Plus, you must be prepared to lose some people (or set them aside, it depends on your point of view). While going for what you really want, you put everything into perspective and you may realise that you don't want some types of behavior in your life.
While changing yourself and your life, the dynamics of your relationships with others are going to change as well (with some, the changes will come naturally and with some others are going to be your own choices). And that's basically the next step of freeing yourself! Being as free as you can from others. There comes a moment when you feel like you have no master, you need no bossy figure in your close circle of family and friends. And that no one is better on telling you what you want and what you need than yourself. You should be prepared for a few loses at this point. But it's ok, you can live without anyone that you think of as necessary right now.
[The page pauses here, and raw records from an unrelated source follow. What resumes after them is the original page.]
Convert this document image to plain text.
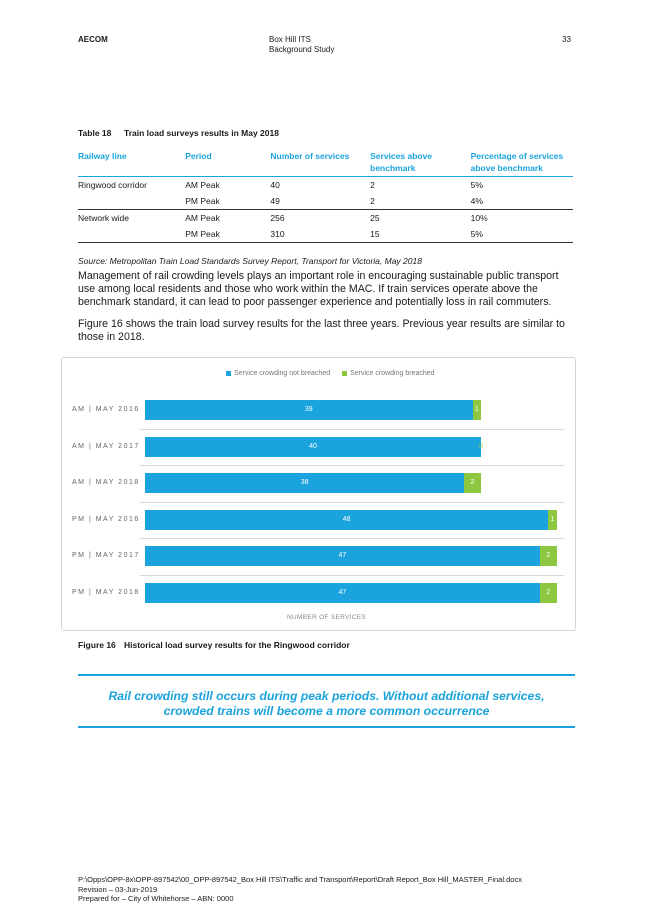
AECOM	Box Hill ITS
Background Study
33
Table 18 Train load surveys results in May 2018
Railway line	Period	Number of services	Services above benchmark	Percentage of services above benchmark
Ringwood corridor	AM Peak	40	2	5%
	PM Peak	49	2	4%
Network wide	AM Peak	256	25	10%
	PM Peak	310	15	5%
Source: Metropolitan Train Load Standards Survey Report, Transport for Victoria, May 2018
Management of rail crowding levels plays an important role in encouraging sustainable public transport use among local residents and those who work within the MAC. If train services operate above the benchmark standard, it can lead to poor passenger experience and potentially loss in rail commuters.
Figure 16 shows the train load survey results for the last three years. Previous year results are similar to those in 2018.
Service crowding not breached	Service crowding breached
AM | MAY 2016	39	1
AM | MAY 2017	40	0
AM | MAY 2018	38	2
PM | MAY 2016	48	1
PM | MAY 2017	47	2
PM | MAY 2018	47	2
NUMBER OF SERVICES
Figure 16 Historical load survey results for the Ringwood corridor
Rail crowding still occurs during peak periods. Without additional services,
crowded trains will become a more common occurrence
P:\Opps\OPP-8x\OPP-897542\00_OPP-897542_Box Hill ITS\Traffic and Transport\Report\Draft Report_Box Hill_MASTER_Final.docx
Revision – 03-Jun-2019
Prepared for – City of Whitehorse – ABN: 0000
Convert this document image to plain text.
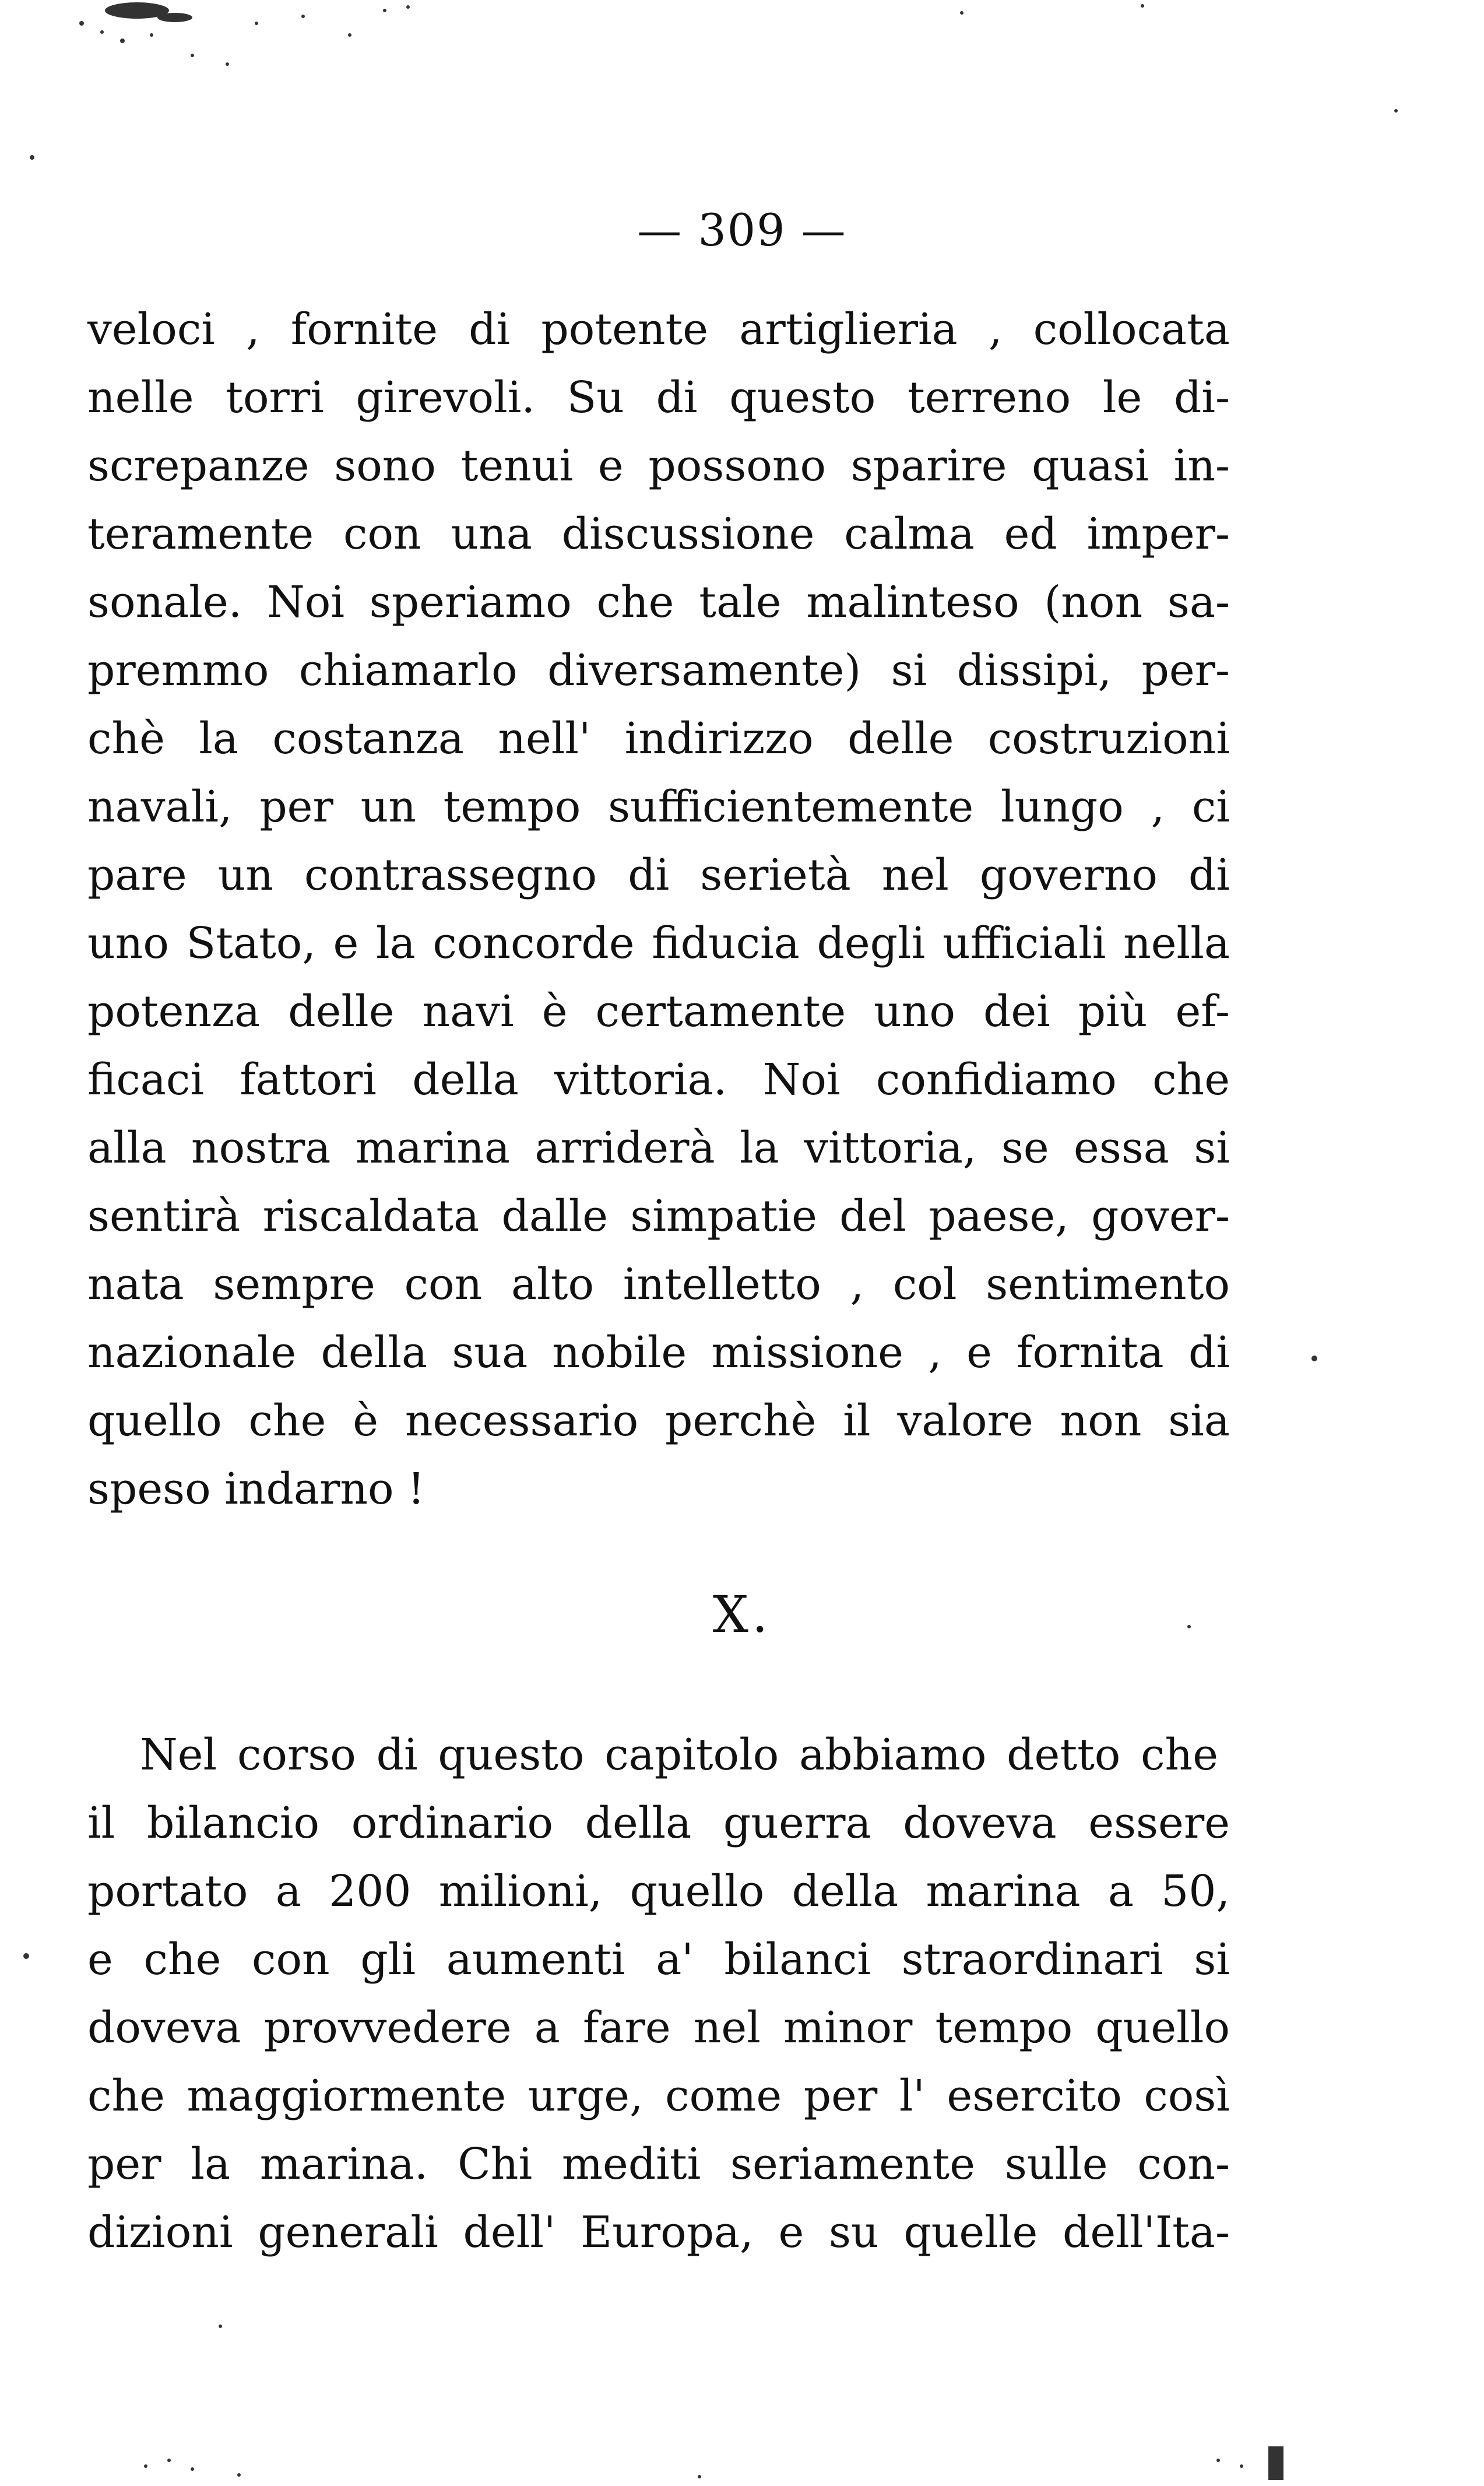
— 309 —
veloci , fornite di potente artiglieria , collocata
nelle torri girevoli. Su di questo terreno le di-
screpanze sono tenui e possono sparire quasi in-
teramente con una discussione calma ed imper-
sonale. Noi speriamo che tale malinteso (non sa-
premmo chiamarlo diversamente) si dissipi, per-
chè la costanza nell' indirizzo delle costruzioni
navali, per un tempo sufficientemente lungo , ci
pare un contrassegno di serietà nel governo di
uno Stato, e la concorde fiducia degli ufficiali nella
potenza delle navi è certamente uno dei più ef-
ficaci fattori della vittoria. Noi confidiamo che
alla nostra marina arriderà la vittoria, se essa si
sentirà riscaldata dalle simpatie del paese, gover-
nata sempre con alto intelletto , col sentimento
nazionale della sua nobile missione , e fornita di
quello che è necessario perchè il valore non sia
speso indarno !
X.
Nel corso di questo capitolo abbiamo detto che
il bilancio ordinario della guerra doveva essere
portato a 200 milioni, quello della marina a 50,
e che con gli aumenti a' bilanci straordinari si
doveva provvedere a fare nel minor tempo quello
che maggiormente urge, come per l' esercito così
per la marina. Chi mediti seriamente sulle con-
dizioni generali dell' Europa, e su quelle dell'Ita-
Freedom and the change you need to reach it take a lot of strength and inner will. Basically is a procedure of reaching your truth and finding your balance in your relationships with others and the whole world.
The only difference is that you can taste freedom and you're totally your own boss! 
Well done (for now)!

Monday, January 4, 2016

No miracles


In the last days of 2015 we had our last practise/meeting of the year with my theatrical game group.
And among other things, each one of us wrote a small letter to Santa Claus. 
In mine, I was asking for a small miracle, something to happen, something that I wouldn't have to try so hard and work for it; something to come on its own and maybe something unexpected.

Since then I gave it some thought and I reached to a conclusion.
Miracles don't exist!
Miracles (things that come on their own and out of the blue) don't happen, they just don't!

Everything that happens in our lives has to do with us and the others around us. 
When a good career opportunity comes, it's because you worked and you pushed yourself to reach this point.
When you meet new people or maybe a new love, it's because you went out or you started a new activity, you were open to everything and everyone around you.
These are only examples, but think about it..... if you stay all day in your house doing nothing, nothing mindblowing is going to come. And when something, like a new friendship, happens it's because the other person want it for it to happen.

Miracles don't happen and it's abolutely fine.

 Now get up and do something yourself!